Professeur de haut vol, Paul Veyne s’exprime avec une séduisante spontanéité. Il avoue ne pas maîtriser l’hébreu, reconnaît ses dettes culturelles et respecte ceux qu’il ose contredire. Il relie avec pertinence et clarté une époque dont nous séparent plus de quinze siècles et une actualité qui s’interroge sur les « racines chrétiennes » de l’Europe. Dans chaque cas, Veyne remonte aux textes, les lit sans les torturer, compare les versions.
Le Constantin de Veyne ne ressemble guère à celui, d’ailleurs imprécis, dont la légende persiste. Il s’était rapproché de la foi chrétienne bien avant que survienne le rêve lui promettant la victoire militaire s’il arborait le signe du Crucifié. Différent de Clovis, Constantin retarde d’ailleurs son baptême le plus possible. Comme on lui a garanti que le baptême efface tous les péchés, il attend son heure dernière pour le demander, comme s’il savait au moment de la conversion qu’il devrait commettre encore quelques crimes ! Veyne croit à la sincérité de Constantin : il devenait chrétien alors que l’Empire demeurait païen à 90 %. Constantin étonnera par d’autres aspects encore de sa politique. Il ne force personne à le suivre, à moins qu’il s’agisse de sa maison personnelle. Il ne persécute personne, lui qui a grandi à une époque où l’on pourchassait les croyances marginales. Diviniser l’empereur ne lui vient pas à l’idée. Il exprime une vive répulsion devant les combats de gladiateurs et les sacrifices sanglants. Le profond sens politique de Constantin explique ainsi, au moins pour une part, que le christianisme se soit durablement implanté en Europe. Sans ce flair impérial à la fois audacieux et mesuré, ce culte n’aurait peut-être été qu’une parenthèse.

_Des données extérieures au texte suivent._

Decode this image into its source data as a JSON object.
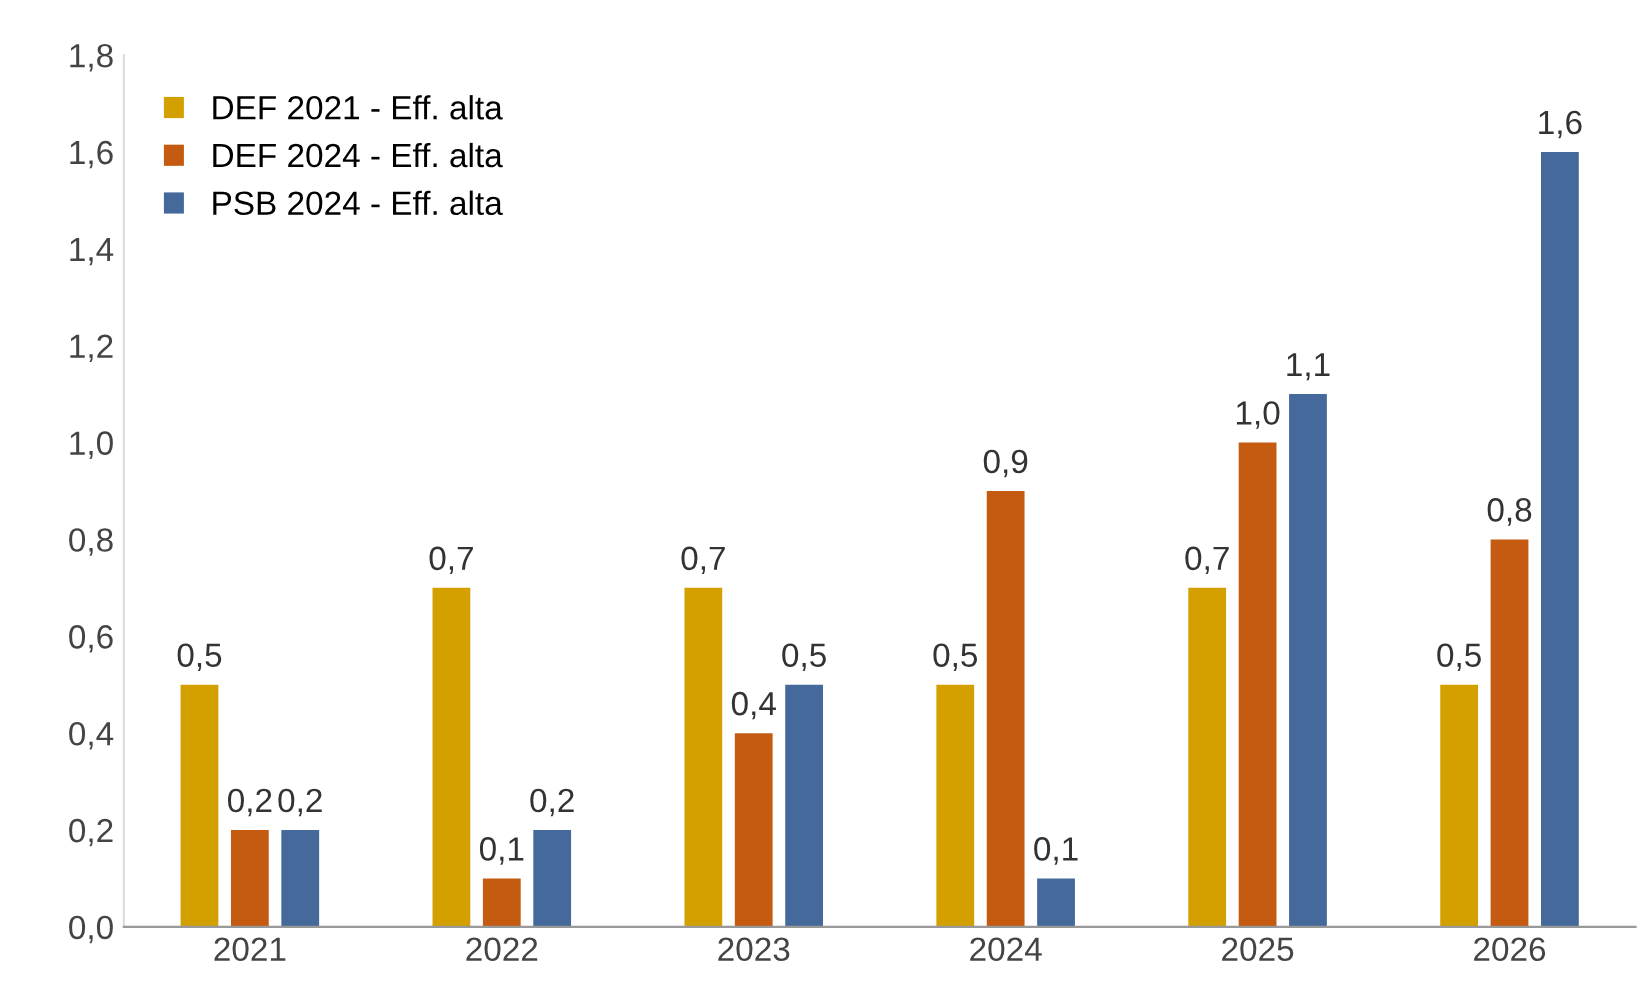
{
  "chart_data": {
    "type": "bar",
    "categories": [
      "2021",
      "2022",
      "2023",
      "2024",
      "2025",
      "2026"
    ],
    "series": [
      {
        "name": "DEF 2021 - Eff. alta",
        "color": "#d4a000",
        "values": [
          0.5,
          0.7,
          0.7,
          0.5,
          0.7,
          0.5
        ],
        "value_labels": [
          "0,5",
          "0,7",
          "0,7",
          "0,5",
          "0,7",
          "0,5"
        ]
      },
      {
        "name": "DEF 2024 - Eff. alta",
        "color": "#c55a11",
        "values": [
          0.2,
          0.1,
          0.4,
          0.9,
          1.0,
          0.8
        ],
        "value_labels": [
          "0,2",
          "0,1",
          "0,4",
          "0,9",
          "1,0",
          "0,8"
        ]
      },
      {
        "name": "PSB 2024 - Eff. alta",
        "color": "#44699a",
        "values": [
          0.2,
          0.2,
          0.5,
          0.1,
          1.1,
          1.6
        ],
        "value_labels": [
          "0,2",
          "0,2",
          "0,5",
          "0,1",
          "1,1",
          "1,6"
        ]
      }
    ],
    "ylim": [
      0,
      1.8
    ],
    "yticks": [
      {
        "value": 0,
        "label": "0,0"
      },
      {
        "value": 0.2,
        "label": "0,2"
      },
      {
        "value": 0.4,
        "label": "0,4"
      },
      {
        "value": 0.6,
        "label": "0,6"
      },
      {
        "value": 0.8,
        "label": "0,8"
      },
      {
        "value": 1.0,
        "label": "1,0"
      },
      {
        "value": 1.2,
        "label": "1,2"
      },
      {
        "value": 1.4,
        "label": "1,4"
      },
      {
        "value": 1.6,
        "label": "1,6"
      },
      {
        "value": 1.8,
        "label": "1,8"
      }
    ],
    "grid": false,
    "legend": "top left"
  }
}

Peul Veyne fait plus que préciser les traits d’un illustre inconnu. Il remet en question nombre d’idées imprudemment convenues. Si le césaro-papisme a perdu du terrain, ce n’est pas à cause du christianisme ; pendant longtemps, le monothéisme judaïque a admis que d’autres dieux existaient, mais ils ne faisaient pas le poids contre Yahvé ; le premier temple construit par Salomon mesurait au plus vingt-sept mètres de longueur, ce dont nos longues maisons autochtones étaient capables ; la notion même de création était trop abstraite à l’époque pour qu’on la détecte dans les premiers récits bibliques… Audace et rigueur admirables.